Speaking on a panel at last week’s Africa Sourcing and Fashion Week in Ethiopia, Finn Holm-Olsen, director of trade promotion for the East Africa Trade and Investment Hub said he’s seen three trends taking shape since AGOA’s renewal: U.S. buyers are taking a serious look at Africa, U.S. companies are committing to shifting a percentage of their worldwide sourcing to Africa and others are looking to draw investment in their supply chains to Africa.
Roy Ashurst, PVH’s production and sourcing hub leader for Africa and the Middle East, who also spoke on the panel, started off by clearing up comments likening Africa to Bangladesh.
“Africa is not the new Bangladesh,” he said. “Our goal for Africa is to be the new Sri Lanka.” PVH is one of the leaders in sourcing in Africa and the company has continued to show its support for growth in the region.
The AGOA trade preference package allows for African apparel products to enter the U.S. market duty free, and an included third party fabric provision means factories can use any fabric from any country to make their goods and still receive the duty free privileges. Forty-one African nations are eligible for AGOA, but only 26 have the effective visa system in place to ensure country of origin and guard against trans-shipment. Of that 26, those best poised for growth in manufacturing are Kenya, Ethiopia, Lesotho, Mauritius and Madagascar.

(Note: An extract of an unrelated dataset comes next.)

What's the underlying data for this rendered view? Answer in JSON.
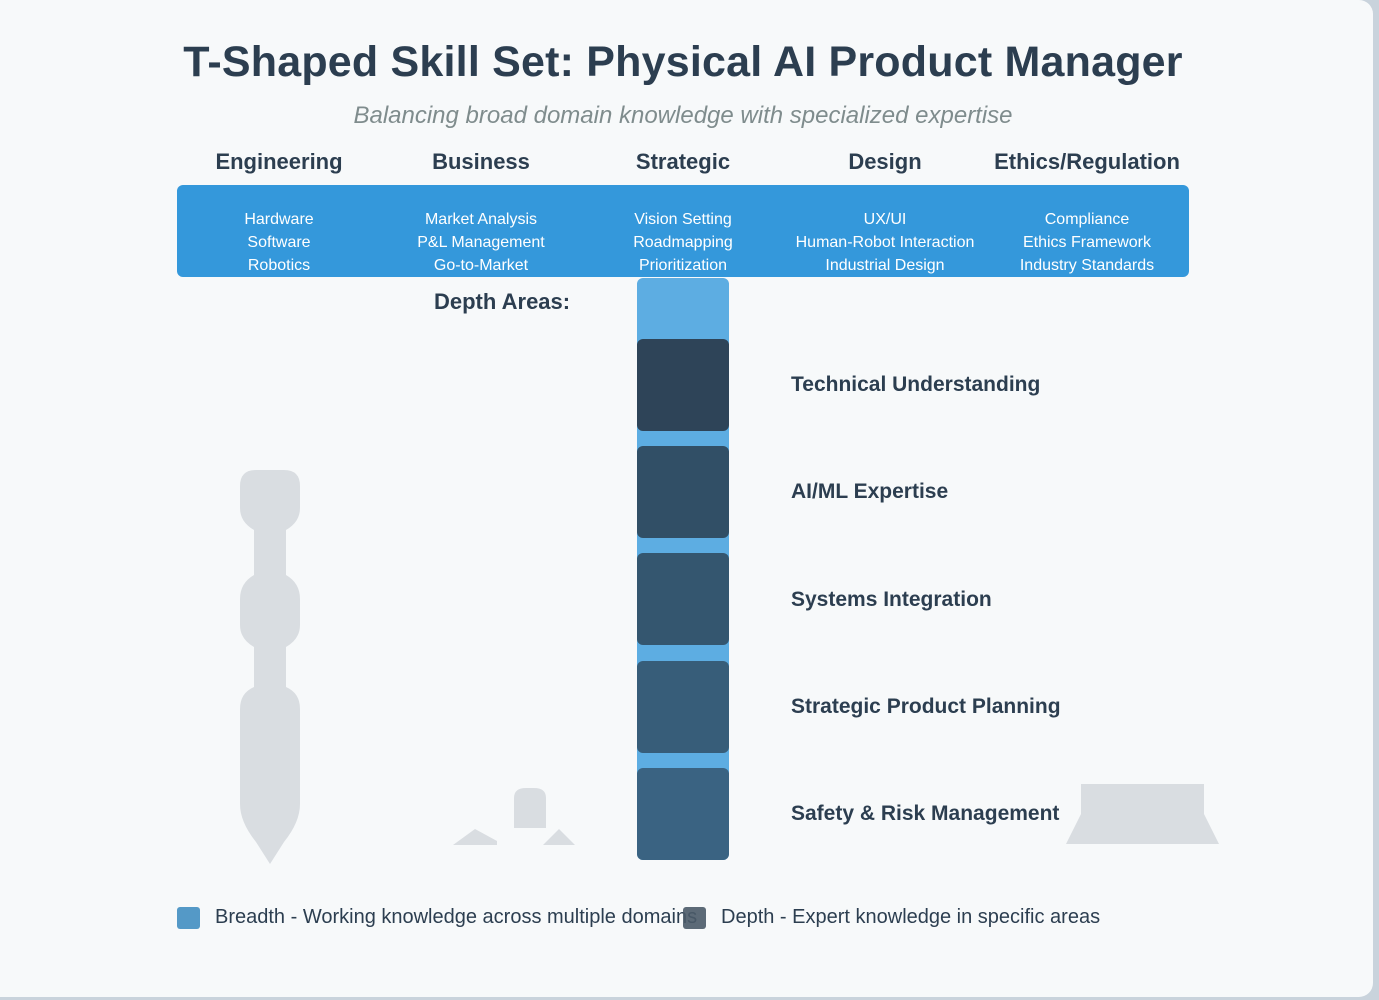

In the first year of AGOA, Africa’s exports to the U.S. saw 300 percent growth to roughly $1 billion, and though China’s entry into the WTO, which eliminated quotas in 2004, led Africa’s exports to taper off a bit, there has been an uptick since costs started rising in Asia.
“I think the potential is for a really steep increase in exports from Africa,” Ashurst said. “Africa has all the right ingredients and Ethiopia has the cheapest electricity in the world. In 10 years we can build a sustainable textile and apparel sector.”
But with the Trans-Pacific Partnership (TPP) on the horizon, which will give duty free benefits to a handful of Asian nations, including Vietnam, Africa could face crippling competition if it doesn’t look to position itself for added value.
“If we continue the way we are, importing third country fabric, with long lead times, then we’re really opening up the opportunity for the TPP countries,” Ashurst said. “Vietnam will start taking business away from Africa,” because duty free benefits for Vietnam will mean it can compete with Africa on price.
As of now, the average lead time out of the Djibouti/Hawassa ports, which Ethiopia uses, is 39 days compared to neighboring Kenya’s 43 days and Vietnam’s 35 days out of Ho Chi Minh. The current costs to process containers from factory to client in Africa is at least double, sometimes triple, that of Vietnam.
“Logistics are the biggest challenge,” Ashurst said.
Bob Berg, senior sales manager for international sourcing for MAGIC, and JC Mazingue, owner and managing partner at JCM & Associates consultancy, also spoke on the panel and said Vietnam may not be so quick to draw business from Africa.
“When there’s so much production going in there,” Berg said, “The labor cost is going to go up. There’s a saturation point.”
Regardless of how things shake out post-TPP, African countries looking to lead in sourcing will have to improve operator training for more productivity so that CM costs can remain the same, improve training of industrial engineers to develop manufacturing capabilities and efficiencies, and put vertical supply chains in place, Ashurst explained. If Africa has fabric and trims, it can compete equally with Vietnam.
Either way, Ashurst’s outlook for the up and coming continent is bright. “Africa can become a world leader, not only in cost, but in lead time and also sustainability and compliance,” he said.